Regulatory agencies have undertaken significant initiatives to ensure that their oversight function and regulatory activities are appropriately tailored for the modern, digital economy. For example, the US Federal Trade Commission (FTC) has undertaken an extensive review of its enforcement of federal antitrust and consumer protection laws, including many days of public hearings with dozens of witnesses and public comments from hundreds of additional stakeholders. While the FTC’s review is not limited to the media and entertainment industries, there has been a particular emphasis on the impact of large technology companies, such as Amazon, Apple, Facebook and Google, whose impact on those industries in recent years cannot be overstated. The US Department of Justice is systematically reviewing some 1,300 antitrust consent decrees that regulate conduct across various sectors of the economy, but this review has already resulted in a decision to terminate a long-standing decree governing the practices of certain large film studios with respect to the distribution of films for theatrical release, and the decrees governing the organisations that license the public performance rights for most of the music available in the United States are under intense scrutiny as well.

Legal and regulatory framework

The legal and regulatory framework that governs the media and entertainment industries in the United States is a patchwork of protections of constitutional dimension, state and federal statutes, government agency oversight and judicially evolved common law doctrines.

Perhaps the most distinguishing feature of US law with respect to media and entertainment is the robust protections for free speech and media freedom afforded under the First Amendment to the US Constitution and state constitution equivalents. While US media are not immune from libel and defamation claims, and there are some restrictions on their ability to gather and report news and information, they enjoy considerably more latitude than is afforded to their counterparts in most other parts of the world.

Another noteworthy feature of the operative legal and regulatory framework in the United States is the mix of state and federal government oversight. The media and entertainment industries are subject to general oversight under many statutes, such as the state and federal laws that protect consumers and competitive markets. In some instances, they are also subject to narrower forms of regulation, such as oversight of broadcasters and other media and entertainment companies, by the Federal Communications Commission, which regulates interstate and international communications by radio, television, wire, satellite and cable.
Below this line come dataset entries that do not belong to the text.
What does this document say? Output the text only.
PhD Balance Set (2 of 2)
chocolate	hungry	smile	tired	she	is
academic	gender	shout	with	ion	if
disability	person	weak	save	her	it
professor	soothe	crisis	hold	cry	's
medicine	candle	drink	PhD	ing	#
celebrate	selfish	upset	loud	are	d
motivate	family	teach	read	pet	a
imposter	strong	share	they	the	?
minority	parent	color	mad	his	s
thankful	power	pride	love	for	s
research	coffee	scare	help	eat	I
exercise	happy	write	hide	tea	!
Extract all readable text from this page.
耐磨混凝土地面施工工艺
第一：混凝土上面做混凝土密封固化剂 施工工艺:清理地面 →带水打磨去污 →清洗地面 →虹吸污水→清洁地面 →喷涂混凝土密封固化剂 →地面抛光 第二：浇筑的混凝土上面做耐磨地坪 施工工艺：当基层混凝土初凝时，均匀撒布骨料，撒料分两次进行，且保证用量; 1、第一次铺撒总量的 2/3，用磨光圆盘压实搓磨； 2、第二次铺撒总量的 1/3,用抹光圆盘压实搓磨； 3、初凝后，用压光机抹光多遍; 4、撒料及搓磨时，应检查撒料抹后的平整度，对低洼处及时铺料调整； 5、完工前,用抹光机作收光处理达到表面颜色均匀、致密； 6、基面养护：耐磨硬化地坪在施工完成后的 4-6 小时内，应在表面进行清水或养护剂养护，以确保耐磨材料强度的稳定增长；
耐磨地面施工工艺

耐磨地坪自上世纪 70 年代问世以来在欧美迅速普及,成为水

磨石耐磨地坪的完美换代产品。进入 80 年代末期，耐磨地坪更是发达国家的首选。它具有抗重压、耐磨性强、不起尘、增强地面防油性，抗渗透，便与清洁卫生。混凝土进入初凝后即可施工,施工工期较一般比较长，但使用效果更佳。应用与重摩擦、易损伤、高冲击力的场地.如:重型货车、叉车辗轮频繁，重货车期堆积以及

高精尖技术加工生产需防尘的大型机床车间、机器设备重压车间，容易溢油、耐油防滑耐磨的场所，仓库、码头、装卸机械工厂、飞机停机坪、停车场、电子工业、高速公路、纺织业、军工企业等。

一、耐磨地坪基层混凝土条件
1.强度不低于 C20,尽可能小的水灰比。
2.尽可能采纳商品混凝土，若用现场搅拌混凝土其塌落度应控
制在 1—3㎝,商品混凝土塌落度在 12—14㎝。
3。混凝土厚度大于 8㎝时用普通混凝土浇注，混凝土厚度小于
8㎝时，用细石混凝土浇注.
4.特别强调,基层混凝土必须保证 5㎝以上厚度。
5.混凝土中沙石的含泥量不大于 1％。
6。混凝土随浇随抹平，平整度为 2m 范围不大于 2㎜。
There are manifold issue-specific statutes that affect media and entertainment companies, ranging from online collection of personally identifiable information about children to advertising of alcohol, tobacco and other products, to cite just a few examples. In some areas, such as copyright law, federal jurisdiction is exclusive and state regulation is pre-empted. In others, such as rights of publicity, rights are only provided at the state-law level, and there is no federal protection. And for many areas, such as antitrust and consumer protection, companies may be subject to regulation and oversight at both the state and federal levels. Also worthy of mention is the combination in the United States of statutory and common law. For example, US copyright law is a creature of federal statute, whereas the hot news misappropriation doctrine is a judicially evolved concept derived from general principles of equity.

This at-times overlapping, patchwork approach sometimes leads to disputes over which legal regime governs a challenged entity’s conduct. This frequently arises with respect to the pre-emptive reach of federal copyright law, which forecloses certain state law remedies viewed as overlapping with federal copyright law and policy. Varying state regulation (e.g., of rights of publicity) can also create anomalous results for the media and entertainment industries. Rights of publicity, which limit the use of an individual’s likeness for commercial purposes without permission, may survive post-mortem for 100 years in one state and not survive post-mortem at all in another. The complications this framework of regulation creates in an increasingly interconnected digital world that blurs geographic borders and traditional lines of demarcation between media industries can be confounding.